Había una tormenta como la de hoy, el médico no llegaba y fue Marcela la que atendió el parto... Oigo las voces de fondo, sabiendo de antemano que el médico no llegará a tiempo y que tendré que atender este parto como antaño hizo Marcela: sin instrumental, sin anestesia y sin nadie a mi lado que guíe mis pasos. «Puedes hacerlo... mira en tu interior», murmura una vocecilla en mi cabeza.
—Olivia, tú eres matrona —susurra Alice en mi oído, sacándome de mis pensamientos—, atiéndela tú.
—Alice, no puedo —siseo muerta de miedo mirando a Celia retorcerse de dolor e incapaz de reaccionar.
Veo a través del pánico cómo Roberto se acerca a mí con decisión; siento su mano sobre mi brazo, siento su fuerza y su ira mientras me levanta y me arrastra hasta el pasillo, sumido en la más completa oscuridad.
—¿Se puede saber qué coño te pasa? —me pregunta con furia mientras mis ojos van adaptándose y puedo ver la forma de su rostro—. Tú eres matrona, tú puedes ayudarla. ¿Por qué no reaccionas, joder?
—¡Porque no lo soy! ¡Sólo soy una residente!
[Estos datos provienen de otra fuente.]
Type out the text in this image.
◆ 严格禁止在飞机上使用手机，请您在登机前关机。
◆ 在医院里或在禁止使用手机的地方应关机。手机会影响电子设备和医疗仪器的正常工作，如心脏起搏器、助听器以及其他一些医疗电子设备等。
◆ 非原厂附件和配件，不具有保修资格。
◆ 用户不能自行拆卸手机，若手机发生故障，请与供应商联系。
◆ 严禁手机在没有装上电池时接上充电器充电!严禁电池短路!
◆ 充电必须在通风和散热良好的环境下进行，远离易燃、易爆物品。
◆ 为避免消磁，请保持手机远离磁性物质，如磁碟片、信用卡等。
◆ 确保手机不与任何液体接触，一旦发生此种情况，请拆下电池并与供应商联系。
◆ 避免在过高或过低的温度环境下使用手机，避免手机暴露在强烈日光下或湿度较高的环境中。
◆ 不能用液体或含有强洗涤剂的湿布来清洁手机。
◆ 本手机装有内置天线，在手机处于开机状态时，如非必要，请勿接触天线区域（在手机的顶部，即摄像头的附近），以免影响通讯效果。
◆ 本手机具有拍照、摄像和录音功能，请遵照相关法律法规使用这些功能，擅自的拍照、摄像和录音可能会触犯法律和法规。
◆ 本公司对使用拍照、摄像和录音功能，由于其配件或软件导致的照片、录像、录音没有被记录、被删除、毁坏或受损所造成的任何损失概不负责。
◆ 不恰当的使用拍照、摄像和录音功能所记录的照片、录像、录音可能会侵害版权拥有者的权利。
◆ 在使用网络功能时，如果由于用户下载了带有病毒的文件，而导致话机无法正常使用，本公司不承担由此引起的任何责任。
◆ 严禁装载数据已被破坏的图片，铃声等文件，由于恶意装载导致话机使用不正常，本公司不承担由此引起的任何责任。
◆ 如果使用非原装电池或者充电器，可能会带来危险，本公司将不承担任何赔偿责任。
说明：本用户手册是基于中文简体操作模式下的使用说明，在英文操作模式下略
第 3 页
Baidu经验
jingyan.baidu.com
—Pero has atendido partos, ¿verdad? —masculla entre dientes.
—¡Sí! En el hospital, con instrumental y bajo la supervisión de mi matrona. ¡No puedo atenderla aquí!
—¿Sabes que la gente antes paría en su casa sin instrumental y sin tanta hostia? —me pregunta con voz contenida.
—¿Y sabes que continuamente morían mujeres y niños? ¡No puedo monitorizar al bebé ni a tu hermana! No sé cómo están. ¿Y si muere por mi culpa? —planteo por fin, sacando todos mis miedos al recordar al bebé que falleció entre mis manos.
—¡Aquí no va a morir nadie! —me asegura sujetándome entre sus manos—. Sabes tan bien como yo que, sin cobertura y con la que está cayendo, es imposible salir de aquí. Olivia, mírame —me pide atrapando mi mirada con la suya—: confío en ti, sé que puedes hacerlo; piensa en los pasos que tengas que dar y dalos con seguridad, yo te ayudaré. —Con sus palabras, recuerdo nuestros comienzos como profesor y alumna, recuperando la calma y la confianza en mí misma.
—Está bien —acepto respirando profundamente—. Necesito vaselina; un protector para la cama, si no lo encuentras busca toallas o mantas; un cubo o algo parecido; velas y linternas o cualquier cosa que alumbre, y luego lávate bien las manos y ven a buscarme. Vamos a traer a esa niña al mundo —le digo antes de dirigirme a la cocina, donde, a oscuras, me lavo las manos concienzudamente, rogándole a Marcela que guíe mis pasos.